Si le Rayon vert, après la Normandie et les Alpes, s’achève sur la côte basque, les films estivaux de Rohmer restent plus septentrionaux : Pauline à la plage se baigne à l’ombre du Mont-Saint-Michel, l’Ami de mon amie emménage à Cergy-Pontoise, le Genou de Claire se repose à Talloires au bord du lac d’Annecy… Ce sont ces œuvres solaires, subtilement voluptueuses, morales sans être austères, qui inspirent actuellement une certaine fascination esthétique à bien des instagrammeurs professionnels ou amateurs, français, anglo-saxons ou japonais. Autres cotes élevées auprès de ces internautes : Conte d’été et la Collectionneuse, donc, mais aussi le très urbain l’Amour l’après-midi, l’hivernal Ma Nuit chez Maud et surtout les Nuits de la pleine lune décorées par Pascale Ogier et baignées par la musique pop d’Elli et Jacno. Dans tous ces films s’épanouit la sophistication tranquille d’une imagerie rohmérienne dont quelques lignes ne suffiraient pas à expliquer les sources et les motivations. De fait, l’oeuvre de Rohmer, à la fois fictionnelle et documentaire, pétrie de références littéraires, de considérations architecturales ou urbanistiques, est riche. Et si certains s’effraient face à cette oeuvre bavarde, intellectuelle, il est heureux qu’un fétichisme légèrement rétrograde pour les jupettes de tennis et la déco vintage les aide à s’y ouvrir.

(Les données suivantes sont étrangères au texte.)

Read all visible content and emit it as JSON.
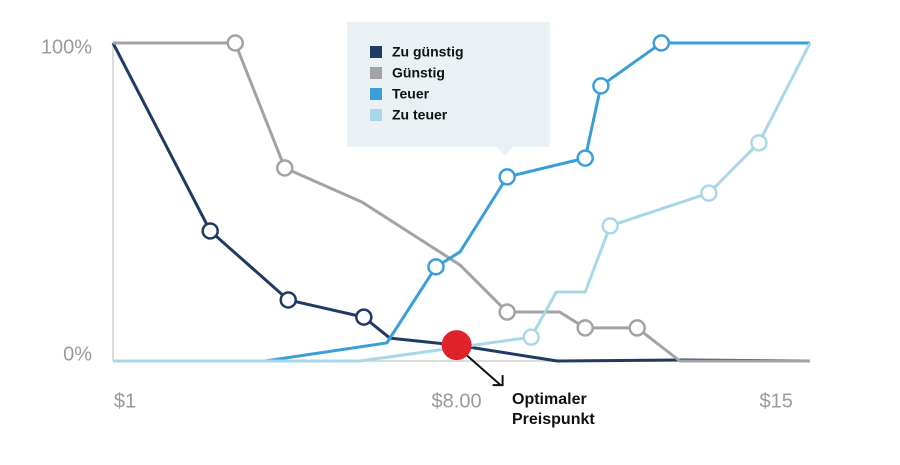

Images aguicheuses comme jamais

On l’aurait cru un peu plus éloigné de la blogueuse mode en campagne promotionnelle, mais l’excellent site de streaming cinéphile LaCinetek.fr se vend aussi à coup de Rohmer estival. La publicité propose « une sélection de films évocateurs de l’été à prix réduit : plage, mer, farniente, mais aussi flirt et désir ». Photo d’illustration tirée de Pauline à la plage montrant deux ados en maillot de bain devisant face à la mer. Mignonne volupté, adolescence réfléchie et nudité timide, le style de l’image concilie les années 80 et l’élégance discrète, il y a tout pour susciter l’acte d’achat (ou de location) chez le nouveau cœur de cible, le jeune esthète urbain à fort capital culturel. Notons que le concurrent UniversCiné propose discrètement une offre VOD très large (22 films de Rohmer, le double de LaCinetek). Quant aux collectionneurs, ils peuvent se procurer les DVD remplis de bonus, édités chez Potemkine. En édition physique ou sur les sites de streaming, les affiches des films ont toutes été redessinées par Nine Antico pour Potemkine et participent pleinement à la passion du moment pour l’esthétique rohmérienne.

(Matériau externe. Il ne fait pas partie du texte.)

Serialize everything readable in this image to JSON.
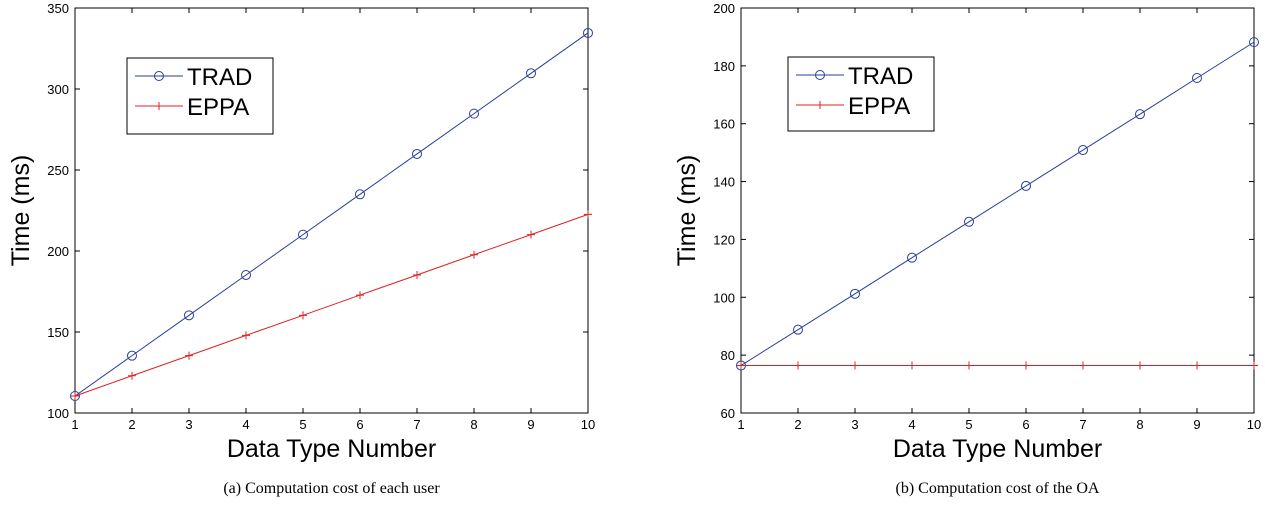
{
  "chart_data": [
    {
      "type": "line",
      "caption": "(a) Computation cost of each user",
      "xlabel": "Data Type Number",
      "ylabel": "Time (ms)",
      "xlim": [
        1,
        10
      ],
      "ylim": [
        100,
        350
      ],
      "xticks": [
        1,
        2,
        3,
        4,
        5,
        6,
        7,
        8,
        9,
        10
      ],
      "yticks": [
        100,
        150,
        200,
        250,
        300,
        350
      ],
      "grid": false,
      "legend_position": "top-left",
      "x": [
        1,
        2,
        3,
        4,
        5,
        6,
        7,
        8,
        9,
        10
      ],
      "series": [
        {
          "name": "TRAD",
          "color": "#2a3e9c",
          "marker": "circle",
          "values": [
            110.5,
            135.4,
            160.3,
            185.2,
            210.1,
            235.0,
            259.9,
            284.8,
            309.7,
            334.6
          ]
        },
        {
          "name": "EPPA",
          "color": "#e02020",
          "marker": "plus",
          "values": [
            110.5,
            123.0,
            135.4,
            147.9,
            160.3,
            172.8,
            185.2,
            197.7,
            210.1,
            222.6
          ]
        }
      ]
    },
    {
      "type": "line",
      "caption": "(b) Computation cost of the OA",
      "xlabel": "Data Type Number",
      "ylabel": "Time (ms)",
      "xlim": [
        1,
        10
      ],
      "ylim": [
        60,
        200
      ],
      "xticks": [
        1,
        2,
        3,
        4,
        5,
        6,
        7,
        8,
        9,
        10
      ],
      "yticks": [
        60,
        80,
        100,
        120,
        140,
        160,
        180,
        200
      ],
      "grid": false,
      "legend_position": "top-left",
      "x": [
        1,
        2,
        3,
        4,
        5,
        6,
        7,
        8,
        9,
        10
      ],
      "series": [
        {
          "name": "TRAD",
          "color": "#2a3e9c",
          "marker": "circle",
          "values": [
            76.4,
            88.8,
            101.2,
            113.7,
            126.1,
            138.5,
            150.9,
            163.3,
            175.8,
            188.2
          ]
        },
        {
          "name": "EPPA",
          "color": "#e02020",
          "marker": "plus",
          "values": [
            76.4,
            76.4,
            76.4,
            76.4,
            76.4,
            76.4,
            76.4,
            76.4,
            76.4,
            76.4
          ]
        }
      ]
    }
  ]
}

La sensualité se fait rarement lascive chez Rohmer. Qu’à cela ne tienne, la toute nouvelle équipe des Cahiers du cinéma, celle qui souhaite rendre la revue « chic » et « conviviale », prend le parti d’une lascivité totale pour sa couverture estivale. Y figure la Collectionneuse Haydée, alanguie au fond d’un transat. L’image est généreusement photoshopée pour en sortir une gamme de tons solaires et pastels. C’est l’aguicheuse porte d’entrée vers une consistante revue d’exégètes où l’on présente un Rohmer littéraire, chroniqueur de revues spécialisées, romancier, mélomane et amateur de la comtesse de Ségur. Quelques images typiques tout de même, notamment lorsqu’Emmanuelle Pireyre souligne l’importance des films de Rohmer pour l’adolescente qu’elle fut dans les années 80 : « [j’apprenais] qu’on peut philosopher en jupe dans un jardin, posséder une chambre à soi drapée de gris, vivre dans une ville nouvelle toute blanche, ou un Clermont-Ferrand tout noir, et même devenir romancière (…) ». Eric Rohmer est mort, l’effet de mode suivra par définition le même chemin après avoir recruté quelques nouveaux passionnés, c’est la bonne nouvelle de l’été.